Il est d’autre part historique que les troupes campèrent à Bras avant leur entrée dans Verdun, et si notre Source du Roi trde Prusse tient son appellation de cet évènement, un acte de naissance de la mairie de Bras atteste la présence de cette armée sur le territoire de la commune, voir à ce sujet le BIB n° 8, qui mentionne également l’enfouissement des cadavres de l’année 1792, à savoir quatre hommes et quarante chevaux, besogne infecte qui prit trois jours et rendit malade plus d’un habitant qui en fut chargé.
Pour ce qui est de la noyade du hussard, il est vrai que du Wameau jusqu’à Charny les rives de la Meuse sont escarpées , au Breuil, le fleuve fait une boucle qui se rapproche à 150 mètres de la Fontaine du Goulot, laquelle présente toujours la forme et la dimension donnée par Goethe savoir une cuvette d’une dizaine de mètres, correspondant exactement aux trente trois pieds indiqués. Pour bien comprendre la situation géographique des lieux et l’apparente facilité de déplacement, il faut se rappeler que le canal ne séparait pas encore la douce pente de Froideterre et la verte plaine du Breuil, l’ensemble de ce paysage étant par conséquent occupé par le campement. Quant aux collines chargées de vignes et donnant d’un côté sur les faubourgs, et de l’autre «cachant à nos tentes la vue de Verdun», on y reconnaît aisément la côte de Belleville.
Concernant l’affaire des jeunes filles, Goethe ne la situe qu’à l’arrivée du roi dans Verdun, sans préciser le don de dragées, disant : «Quatorze jeunes filles, les plus belles et les mieux élevées, avaient souhaité à Sa Majesté la bienvenue avec d’agréables discours, des fleurs et des fruits»; cependant il prend soin d’envoyer quelques cornets de notre précieuse friandise en Allemagne par le courrier spécial chargé de rendre compte de l’avancée de la campagne, «pour convaincre que les pèlerins, parcouraient un pays où l’esprit et la douceur ne feraient jamais défaut.»
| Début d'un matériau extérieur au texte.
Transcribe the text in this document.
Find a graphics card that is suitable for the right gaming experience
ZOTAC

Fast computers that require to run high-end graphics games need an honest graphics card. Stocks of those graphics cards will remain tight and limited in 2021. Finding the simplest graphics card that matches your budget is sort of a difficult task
Il ne parle pas non plus de ce que le natif du pays appellera de par son sens de l’ironie populaire et dans son légitime souci de vengeance «la courrée prussienne», à savoir la dysenterie, qui affecta l’occupant faute d’eau potable en quantité suffisante, ajoutée à des conditions climatiques déplorables. Epidémie qui aurait considérablement affaibli la force physique et le moral des hommes. Les premiers malades, dont plusieurs centaines seront laissés au château de Grandpré, «abandonnés à l’humanité de l’ennemi», se rencontreront donc au retour. Ils sont encore cités le 8 octobre sur la route de Verdun, où la dormeuse, «triste lazaret ambulant» transporte le valet de chambre du duc et un gentilhomme sauvé de l’hôpital de Grandpré, tous deux atteints du «mal général», et encore le 25 à Trêves, où l’auteur parle de «maladie générale», usant chaque fois de l’article défini qui indique combien celle-ci était connue et installée. Jamais, et c’est étonnant pour cet esprit encyclopédique, Goethe n’évoque le nom du mal, les mots épidémie ou contagion, ou n’en indique les symptômes qui auraient permis son diagnostic, si ce n’est que la cuisinière à qui il avait confié un livre, le reconnaît mais ne peut lui parler.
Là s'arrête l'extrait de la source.